Rimbaud rejoint en septembre 1871, Verlaine à Paris avec ce long poème, le "Bateau ivre", qu'il va réciter au cénacle parnassien. L'accueil est enthousiaste !
assis à gauche : Paul Verlaine et Arthur Rimbaud
Comme je descendais des Fleuves impassibles,
Je ne me sentis plus guidé par les haleurs :
Des Peaux-Rouges criards les avaient pris pour cibles,
Les ayant cloués nus aux poteaux de couleurs.
J'étais insoucieux de tous les équipages,
Porteur de blés flamands ou de cotons anglais.
Quand avec mes haleurs ont fini ces tapages,
Les Fleuves m'ont laissé descendre où je voulais.
Dans les clapotements furieux des marées,
Moi, l'autre hiver, plus sourd que les cerveaux d'enfants,
Je courus ! Et les Péninsules démarrées
N'ont pas subi tohu-bohus plus triomphants.
...Je ne puis plus, baigné de vos langueurs, ô lames,
Enlever leur sillage aux porteurs de cotons,
Ni traverser l'orgueil des drapeaux et des flammes,
Ni nager sous les yeux horribles des pontons.
Cette allégorie de la révolte qu'est le "Bateau ivre" fonctionne simultanément sur le plan psychologique (rupture avec la docilité et la naïveté de l'enfance), littéraire (invention d'une poésie nouvelle) et politique (rupture avec le Vieux Monde, symbolisé par « l’Europe aux anciens parapets »).
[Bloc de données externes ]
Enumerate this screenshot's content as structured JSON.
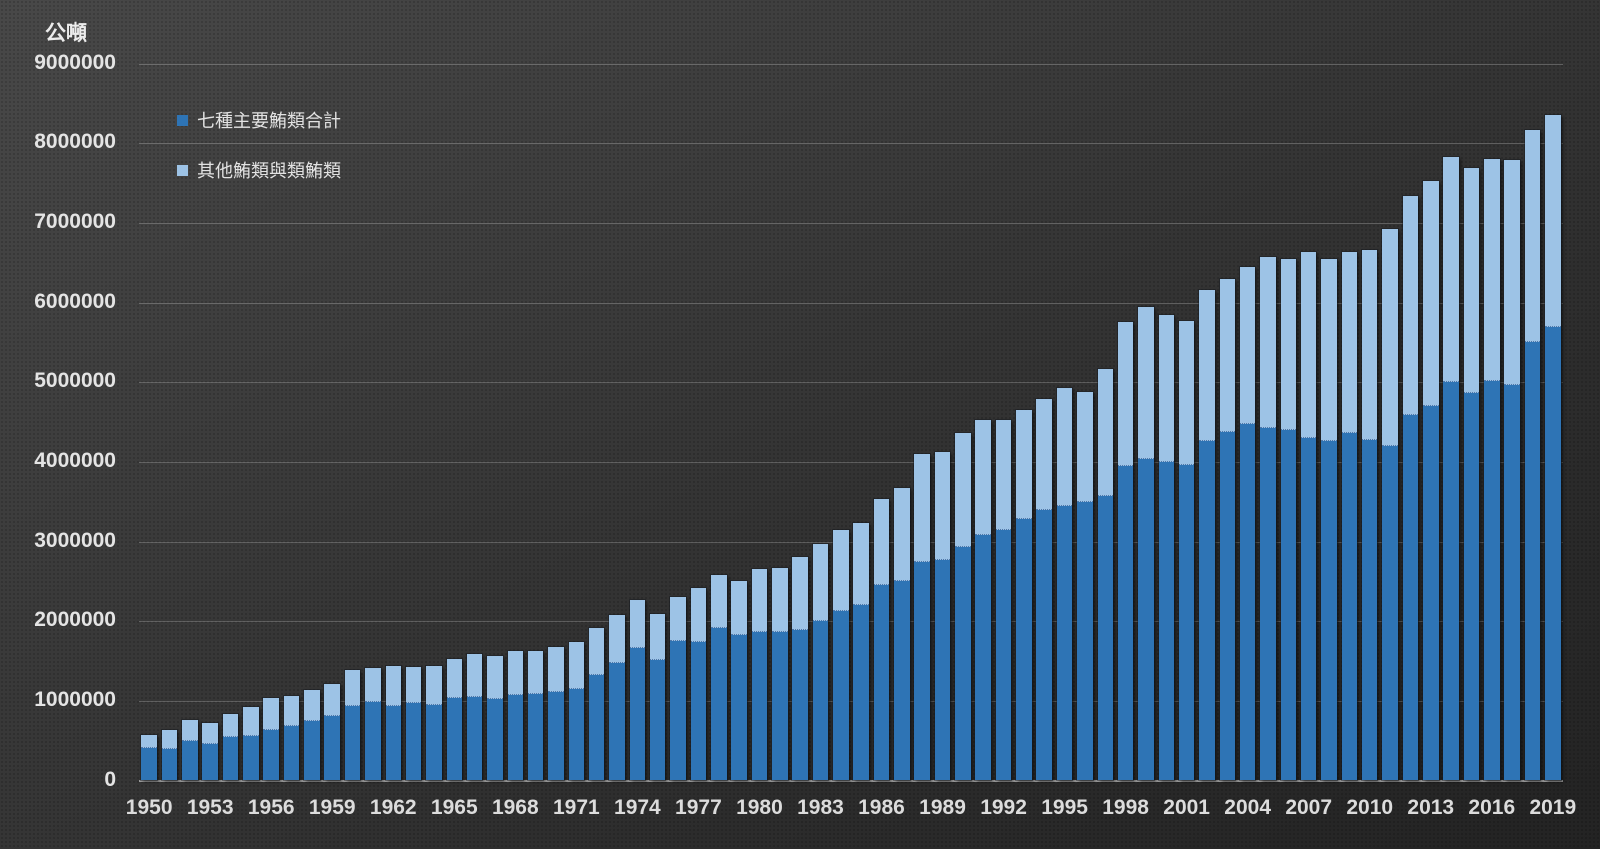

Sous ce dernier aspect, le poème de l'été 1871 qu'est le "Bateau ivre" peut être considéré comme un tombeau de la Commune. Le poète suggère cette hypothèse en plaçant à un endroit stratégique, à l'extrême fin de son texte, une évocation des "yeux horribles des pontons". On sait en effet qu'au lendemain de la semaine sanglante (21-28 mai 1871), ceux qui n’avaient pas été fusillés par les Versaillais furent entassés dans ces prisons flottantes qu’étaient les "pontons". En terminant son texte sur cette allusion très politique, Rimbaud ne laisse aucun doute sur sa volonté d’en éclairer le texte tout entier. Le bateau, dont le vers 41 nous dit qu’il a « suivi, des mois pleins, […] la houle à l’assaut des récifs », représente bien ce jeune communard que fut Rimbaud, spectateur probablement passif (verbe « suivre ») mais enthousiaste de l’épisode révolutionnaire, lequel épisode révolutionnaire trouve sa métaphore dans l'océan furieux.